The identification of audit risks and auditors’ responses to those risks is a common area examined on both the interim and final examination for the audit elective. This capability is front and centre of every audit, fundamental to the planning of each audit engagement and is core for any auditor.

Over the last few audit elective papers, students appear to struggle with this indicator. The overall standard of answers to this topic was quite poor and disappointing, considering there has been an emphasis on this subject in all recent interim and final examinations. Below is a summary of some of the key pitfalls and errors noted in recent exams.
  • The approach and layout of the solution is key for this type of indicator. The solution should be clearly laid out in a tabular format. The audit risk and the responses to this risk should be clearly identified and linked.
  • For each audit risk identified, candidates should be very clear as to the exact nature of the risk, using assertions where practical. For example, rather than just identifying inventory as the risk (this is not a risk but an element of the financial statements), candidates should identify valuation or existence of inventory as the risk. A mere list of areas of a balance sheet or profit or loss will not result in marks being awarded.
  • Candidates should be very clear as to why something is an audit risk by explaining why the information in the case study led them to believe there was a risk. For example, valuation of inventory was identified as an audit risk because we were told in the case study that inventory was sold post-year end for less than its cost. It is important to be very clear as to your rationale.
  • Candidates need to ensure that responses to risks are specific to the relevant audit risk assertion. For example, if we have identified valuation of inventory as a risk, the appropriate primary test would not be to attend the stock- take as this test is typically more relevant when testing the existence of an inventory.
  • Candidates need to have good financial reporting knowledge as often, the audit risk centres around incorrect financial reporting or inadequate disclosures. 

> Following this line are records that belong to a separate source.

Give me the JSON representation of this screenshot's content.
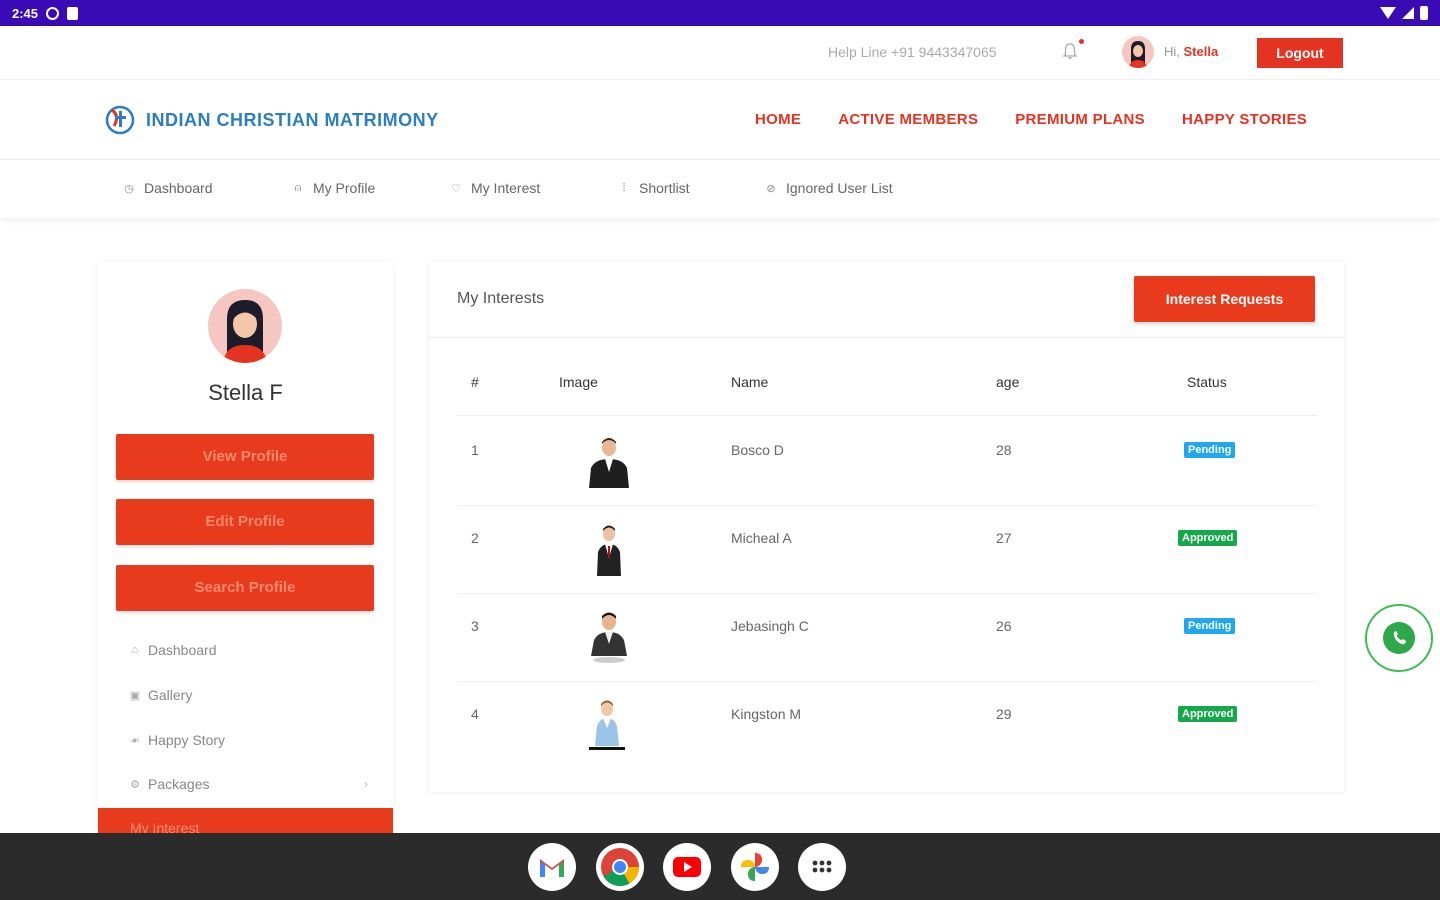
{
  "statusbar": {
    "time": "2:45"
  },
  "topbar": {
    "helpline": "Help Line +91 9443347065",
    "greeting_prefix": "Hi,",
    "user_name": "Stella",
    "logout_label": "Logout"
  },
  "brand": {
    "name": "INDIAN CHRISTIAN MATRIMONY",
    "accent": "#e53322",
    "blue": "#2b7ec2"
  },
  "mainnav": [
    {
      "label": "HOME"
    },
    {
      "label": "ACTIVE MEMBERS"
    },
    {
      "label": "PREMIUM PLANS"
    },
    {
      "label": "HAPPY STORIES"
    }
  ],
  "subnav": [
    {
      "label": "Dashboard",
      "icon": "clock-icon"
    },
    {
      "label": "My Profile",
      "icon": "user-icon"
    },
    {
      "label": "My Interest",
      "icon": "heart-icon"
    },
    {
      "label": "Shortlist",
      "icon": "list-icon"
    },
    {
      "label": "Ignored User List",
      "icon": "block-icon"
    }
  ],
  "sidebar": {
    "name": "Stella F",
    "buttons": {
      "view": "View Profile",
      "edit": "Edit Profile",
      "search": "Search Profile"
    },
    "links": [
      {
        "label": "Dashboard",
        "icon": "home-icon"
      },
      {
        "label": "Gallery",
        "icon": "image-icon"
      },
      {
        "label": "Happy Story",
        "icon": "heart-hand-icon"
      },
      {
        "label": "Packages",
        "icon": "package-icon"
      }
    ],
    "active_label": "My Interest"
  },
  "main": {
    "title": "My Interests",
    "requests_button": "Interest Requests",
    "columns": {
      "idx": "#",
      "image": "Image",
      "name": "Name",
      "age": "age",
      "status": "Status"
    },
    "rows": [
      {
        "idx": "1",
        "name": "Bosco D",
        "age": "28",
        "status": "Pending"
      },
      {
        "idx": "2",
        "name": "Micheal A",
        "age": "27",
        "status": "Approved"
      },
      {
        "idx": "3",
        "name": "Jebasingh C",
        "age": "26",
        "status": "Pending"
      },
      {
        "idx": "4",
        "name": "Kingston M",
        "age": "29",
        "status": "Approved"
      }
    ]
  },
  "dock": [
    "gmail-icon",
    "chrome-icon",
    "youtube-icon",
    "photos-icon",
    "app-drawer-icon"
  ]
}
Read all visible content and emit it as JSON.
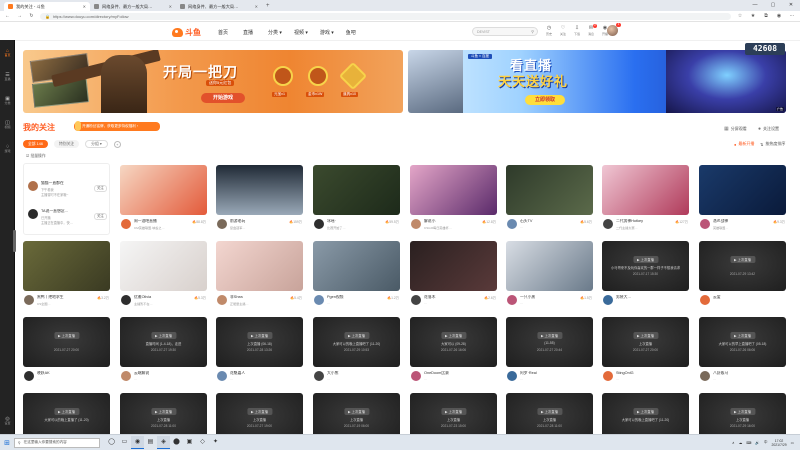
{
  "browser": {
    "tabs": [
      {
        "label": "我的关注 - 斗鱼",
        "color": "#ff7a1f",
        "active": true
      },
      {
        "label": "网络身件、最方一般大局…",
        "color": "#888",
        "active": false
      },
      {
        "label": "网络身件、最方一般大局…",
        "color": "#888",
        "active": false
      }
    ],
    "new_tab": "+",
    "window_controls": [
      "—",
      "▢",
      "✕"
    ],
    "url": "https://www.douyu.com/directory/myFollow",
    "nav_icons": [
      "←",
      "→",
      "↻"
    ],
    "right_icons": [
      "☆",
      "★",
      "⧉",
      "◉",
      "⋯"
    ]
  },
  "rail": {
    "items": [
      {
        "icon": "⌂",
        "label": "首页",
        "selected": true,
        "icon_name": "home-icon"
      },
      {
        "icon": "☰",
        "label": "直播",
        "selected": false,
        "icon_name": "live-icon"
      },
      {
        "icon": "▣",
        "label": "分类",
        "selected": false,
        "icon_name": "category-icon"
      },
      {
        "icon": "◫",
        "label": "视频",
        "selected": false,
        "icon_name": "video-icon"
      },
      {
        "icon": "♢",
        "label": "游戏",
        "selected": false,
        "icon_name": "game-icon"
      },
      {
        "icon": "◎",
        "label": "设置",
        "selected": false,
        "icon_name": "settings-icon"
      }
    ]
  },
  "header": {
    "logo_text": "斗鱼",
    "nav": [
      "首页",
      "直播",
      "分类 ▾",
      "视频 ▾",
      "游戏 ▾",
      "鱼吧"
    ],
    "search_placeholder": "DEVIST",
    "icons": [
      {
        "icon": "◷",
        "label": "历史",
        "name": "history-icon",
        "badge": ""
      },
      {
        "icon": "♡",
        "label": "关注",
        "name": "follow-icon",
        "badge": ""
      },
      {
        "icon": "⇩",
        "label": "下载",
        "name": "download-icon",
        "badge": ""
      },
      {
        "icon": "✉",
        "label": "消息",
        "name": "message-icon",
        "badge": "2"
      },
      {
        "icon": "◉",
        "label": "开播",
        "name": "broadcast-icon",
        "badge": ""
      }
    ],
    "avatar_badge": "1"
  },
  "banners": {
    "left": {
      "headline": "开局一把刀",
      "sub": "送你5元红包",
      "button": "开始游戏",
      "coins": [
        "元宝x1",
        "金币x1W",
        "道具x10"
      ]
    },
    "right": {
      "line1": "看直播",
      "line2": "天天送好礼",
      "button": "立即领取",
      "brand": "斗鱼 × 百度",
      "ad": "广告",
      "live": "● LIVE"
    },
    "side_counter": "42608"
  },
  "follow": {
    "title": "我的关注",
    "promo": "开通粉丝铭牌，获取更多特权福利 ›",
    "links": [
      {
        "icon": "▦",
        "label": "分屏观看"
      },
      {
        "icon": "●",
        "label": "关注设置"
      }
    ],
    "filters": [
      {
        "label": "全部 146",
        "on": true
      },
      {
        "label": "特别关注",
        "on": false
      }
    ],
    "dropdown": "分组 ▾",
    "add": "+",
    "sort": [
      {
        "icon": "●",
        "label": "最新开播"
      },
      {
        "icon": "⇅",
        "label": "按热度排序"
      }
    ],
    "batch": "☑ 批量操作",
    "list": [
      {
        "name": "猫猫一直都在",
        "status": "下午看我",
        "desc": "主播暂时不在家哦~",
        "btn": "关注",
        "color": "#b0704a"
      },
      {
        "name": "TA说一直想念…",
        "status": "已开播",
        "desc": "主播正在直播中，快…",
        "btn": "关注",
        "color": "#2a2a2a"
      }
    ]
  },
  "grid": {
    "rows": [
      [
        {
          "name": "周一酒吧直播",
          "sub": "CM英雄联盟·峡谷之…",
          "heat": "🔥88.8万",
          "live": true
        },
        {
          "name": "前游老玩",
          "sub": "复盘冠军…",
          "heat": "🔥159万",
          "live": true
        },
        {
          "name": "冰瑶·",
          "sub": "比赛开始了…",
          "heat": "🔥59.5万",
          "live": true
        },
        {
          "name": "解说小",
          "sub": "CSGO每日英雄杯…",
          "heat": "🔥12.8万",
          "live": true
        },
        {
          "name": "石头TV",
          "sub": "…",
          "heat": "🔥5.6万",
          "live": true
        },
        {
          "name": "二代男神Hotkey",
          "sub": "二代主播大赛…",
          "heat": "🔥127万",
          "live": true
        },
        {
          "name": "洛炎战神",
          "sub": "英雄联盟…",
          "heat": "🔥9.3万",
          "live": true
        }
      ],
      [
        {
          "name": "黑鸭丨绝地求生",
          "sub": "CS全国…",
          "heat": "🔥3.2万",
          "live": true
        },
        {
          "name": "优雅Olivia",
          "sub": "主播暂不在…",
          "heat": "🔥5.3万",
          "live": true
        },
        {
          "name": "菲Shea",
          "sub": "正能量主播…",
          "heat": "🔥5.4万",
          "live": true
        },
        {
          "name": "Pgen视频",
          "sub": "…",
          "heat": "🔥1.2万",
          "live": true
        },
        {
          "name": "花落木",
          "sub": "…",
          "heat": "🔥2.6万",
          "live": true
        },
        {
          "name": "一只小黑",
          "sub": "…",
          "heat": "🔥1.5万",
          "live": true
        },
        {
          "name": "男装大…",
          "sub": "",
          "heat": "",
          "live": false,
          "title": "小马哥来不及玩你喜欢的一群一样子不想我请求",
          "time": "2021-07-17 15:30"
        },
        {
          "name": "云爱",
          "sub": "",
          "heat": "",
          "live": false,
          "title": "",
          "time": "2021-07-29 13:42"
        }
      ],
      [
        {
          "name": "晓妖AK",
          "sub": "…",
          "heat": "",
          "live": false,
          "title": "",
          "time": "2021-07-27 20:00"
        },
        {
          "name": "云端解说",
          "sub": "…",
          "heat": "",
          "live": false,
          "title": "直播时间 (1-4-18)，走进",
          "time": "2021-07-27 19:30"
        },
        {
          "name": "花魁嘉人",
          "sub": "…",
          "heat": "",
          "live": false,
          "title": "上次直播 (06-18)",
          "time": "2021-07-28 13:26"
        },
        {
          "name": "大小熊",
          "sub": "…",
          "heat": "",
          "live": false,
          "title": "大家可以的晚上直播吧了 (11-20)",
          "time": "2021-07-29 10:53"
        },
        {
          "name": "OneDoom比赛",
          "sub": "…",
          "heat": "",
          "live": false,
          "title": "大家可以 (09-28)",
          "time": "2021-07-26 16:06"
        },
        {
          "name": "阿罗·Real",
          "sub": "…",
          "heat": "",
          "live": false,
          "title": "(11-55)",
          "time": "2021-07-27 20:44"
        },
        {
          "name": "StingOnlG",
          "sub": "…",
          "heat": "",
          "live": false,
          "title": "上次直播",
          "time": "2021-07-27 20:00"
        },
        {
          "name": "八卦贩马",
          "sub": "…",
          "heat": "",
          "live": false,
          "title": "大家可以的早上直播吧了 (05-18)",
          "time": "2021-07-26 06:06"
        }
      ],
      [
        {
          "name": "",
          "sub": "",
          "heat": "",
          "live": false,
          "title": "大家可以的晚上直播了 (11-20)",
          "time": ""
        },
        {
          "name": "",
          "sub": "",
          "heat": "",
          "live": false,
          "title": "上次直播",
          "time": "2021-07-28 11:00"
        },
        {
          "name": "",
          "sub": "",
          "heat": "",
          "live": false,
          "title": "上次直播",
          "time": "2021-07-27 19:00"
        },
        {
          "name": "",
          "sub": "",
          "heat": "",
          "live": false,
          "title": "上次直播",
          "time": "2021-07-19 06:00"
        },
        {
          "name": "",
          "sub": "",
          "heat": "",
          "live": false,
          "title": "上次直播",
          "time": "2021-07-23 15:00"
        },
        {
          "name": "",
          "sub": "",
          "heat": "",
          "live": false,
          "title": "上次直播",
          "time": "2021-07-28 11:00"
        },
        {
          "name": "",
          "sub": "",
          "heat": "",
          "live": false,
          "title": "大家可以的晚上直播吧了 (11-20)",
          "time": ""
        },
        {
          "name": "",
          "sub": "",
          "heat": "",
          "live": false,
          "title": "上次直播",
          "time": "2021-07-29 16:00"
        }
      ]
    ],
    "offline_tag": "▶ 上次直播"
  },
  "taskbar": {
    "start": "⊞",
    "search": "在这里输入你要搜索的内容",
    "apps": [
      "◯",
      "▭",
      "◉",
      "▤",
      "◈",
      "⬤",
      "▣",
      "◇",
      "✦"
    ],
    "right": [
      "∧",
      "☁",
      "⌨",
      "🔊",
      "中"
    ],
    "time": "17:02",
    "date": "2021/7/29"
  }
}
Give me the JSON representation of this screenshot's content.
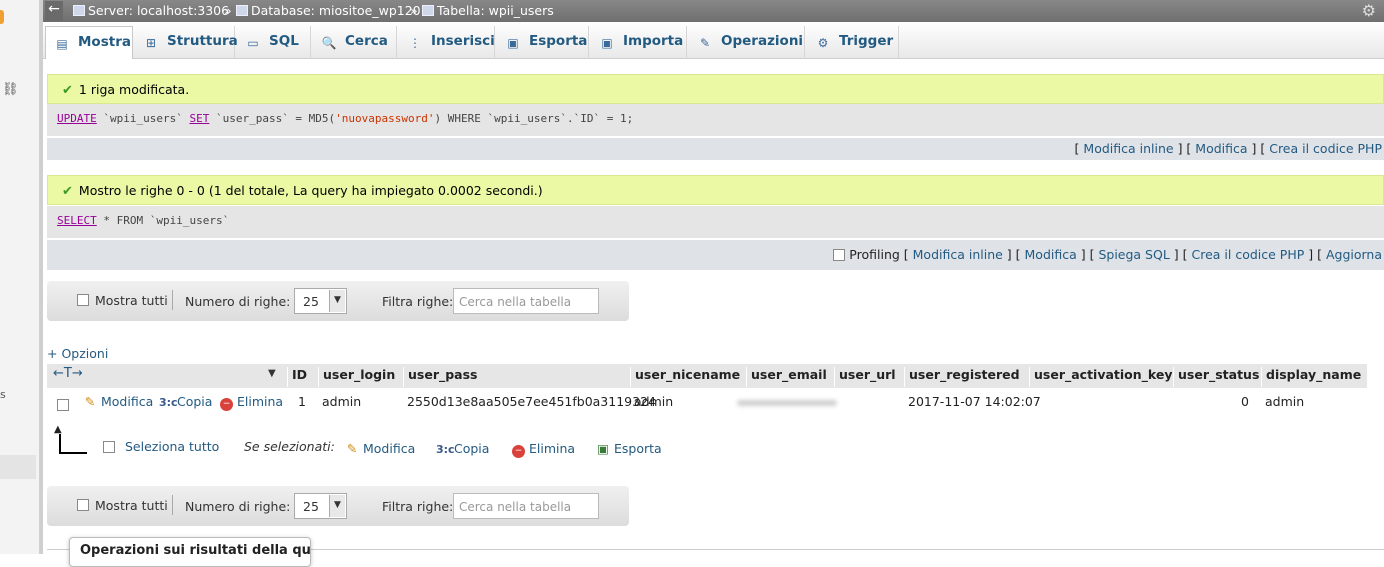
{
  "breadcrumb": {
    "server": "Server: localhost:3306",
    "database": "Database: miositoe_wp120",
    "table": "Tabella: wpii_users",
    "separator": "»"
  },
  "tabs": [
    {
      "label": "Mostra",
      "icon": "browse-icon",
      "glyph": "▤"
    },
    {
      "label": "Struttura",
      "icon": "structure-icon",
      "glyph": "⊞"
    },
    {
      "label": "SQL",
      "icon": "sql-icon",
      "glyph": "▭"
    },
    {
      "label": "Cerca",
      "icon": "search-icon",
      "glyph": "🔍"
    },
    {
      "label": "Inserisci",
      "icon": "insert-icon",
      "glyph": "⋮"
    },
    {
      "label": "Esporta",
      "icon": "export-icon",
      "glyph": "▣"
    },
    {
      "label": "Importa",
      "icon": "import-icon",
      "glyph": "▣"
    },
    {
      "label": "Operazioni",
      "icon": "wrench-icon",
      "glyph": "✎"
    },
    {
      "label": "Trigger",
      "icon": "trigger-icon",
      "glyph": "⚙"
    }
  ],
  "message1": {
    "text": "1 riga modificata.",
    "sql": {
      "kw1": "UPDATE",
      "t1": " `wpii_users` ",
      "kw2": "SET",
      "t2": " `user_pass` = MD5(",
      "str": "'nuovapassword'",
      "t3": ") WHERE `wpii_users`.`ID` = 1;"
    },
    "links": {
      "inline": "Modifica inline",
      "edit": "Modifica",
      "php": "Crea il codice PHP"
    }
  },
  "message2": {
    "text": "Mostro le righe 0 - 0 (1 del totale, La query ha impiegato 0.0002 secondi.)",
    "sql": {
      "kw1": "SELECT",
      "t1": " * FROM `wpii_users`"
    },
    "profiling": "Profiling",
    "links": {
      "inline": "Modifica inline",
      "edit": "Modifica",
      "explain": "Spiega SQL",
      "php": "Crea il codice PHP",
      "refresh": "Aggiorna"
    }
  },
  "nav": {
    "show_all": "Mostra tutti",
    "rows_label": "Numero di righe:",
    "rows_value": "25",
    "filter_label": "Filtra righe:",
    "filter_placeholder": "Cerca nella tabella"
  },
  "options_link": "+ Opzioni",
  "table": {
    "columns": [
      "ID",
      "user_login",
      "user_pass",
      "user_nicename",
      "user_email",
      "user_url",
      "user_registered",
      "user_activation_key",
      "user_status",
      "display_name"
    ],
    "row_actions": {
      "edit": "Modifica",
      "copy": "Copia",
      "delete": "Elimina"
    },
    "rows": [
      {
        "ID": "1",
        "user_login": "admin",
        "user_pass": "2550d13e8aa505e7ee451fb0a3119324",
        "user_nicename": "admin",
        "user_email": "",
        "user_url": "",
        "user_registered": "2017-11-07 14:02:07",
        "user_activation_key": "",
        "user_status": "0",
        "display_name": "admin"
      }
    ]
  },
  "bulk": {
    "select_all": "Seleziona tutto",
    "with_selected": "Se selezionati:",
    "edit": "Modifica",
    "copy": "Copia",
    "delete": "Elimina",
    "export": "Esporta"
  },
  "query_ops": "Operazioni sui risultati della query",
  "colors": {
    "success_bg": "#ebf8a4",
    "link": "#235a81",
    "sql_keyword": "#990099"
  }
}
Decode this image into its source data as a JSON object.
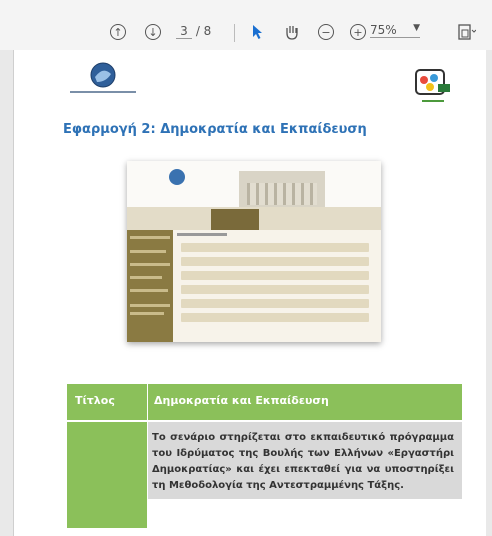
{
  "toolbar": {
    "current_page": "3",
    "page_total": "/ 8",
    "zoom": "75%"
  },
  "document": {
    "heading": "Εφαρμογή 2: Δημοκρατία και Εκπαίδευση",
    "table": {
      "header_left": "Τίτλος",
      "header_right": "Δημοκρατία και Εκπαίδευση",
      "body_text": "Το σενάριο στηρίζεται στο εκπαιδευτικό πρόγραμμα του Ιδρύματος της Βουλής των Ελλήνων «Εργαστήρι Δημοκρατίας» και έχει επεκταθεί για να υποστηρίξει τη Μεθοδολογία της Αντεστραμμένης Τάξης."
    }
  }
}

  • Generic audit risks of revenue recognition and management override, while deemed presumed risks of material misstatement by the ISA, should not be included on a list of audit risks unless there is a specific reason based on information included in the case study.
  • Candidates should concentrate on identifying audit risks based on the information provided, rather than suggesting audit risks that might exist had we more information on a particular area. For example, if the case study provides information on payroll for the company but not trade receivables, then you can be assured that the audit risks to be identified will relate to payroll and not trade receivables.
  • Do not miss the obvious! Candidates are reminded that audit risks identified should be drawn from the material within the case study.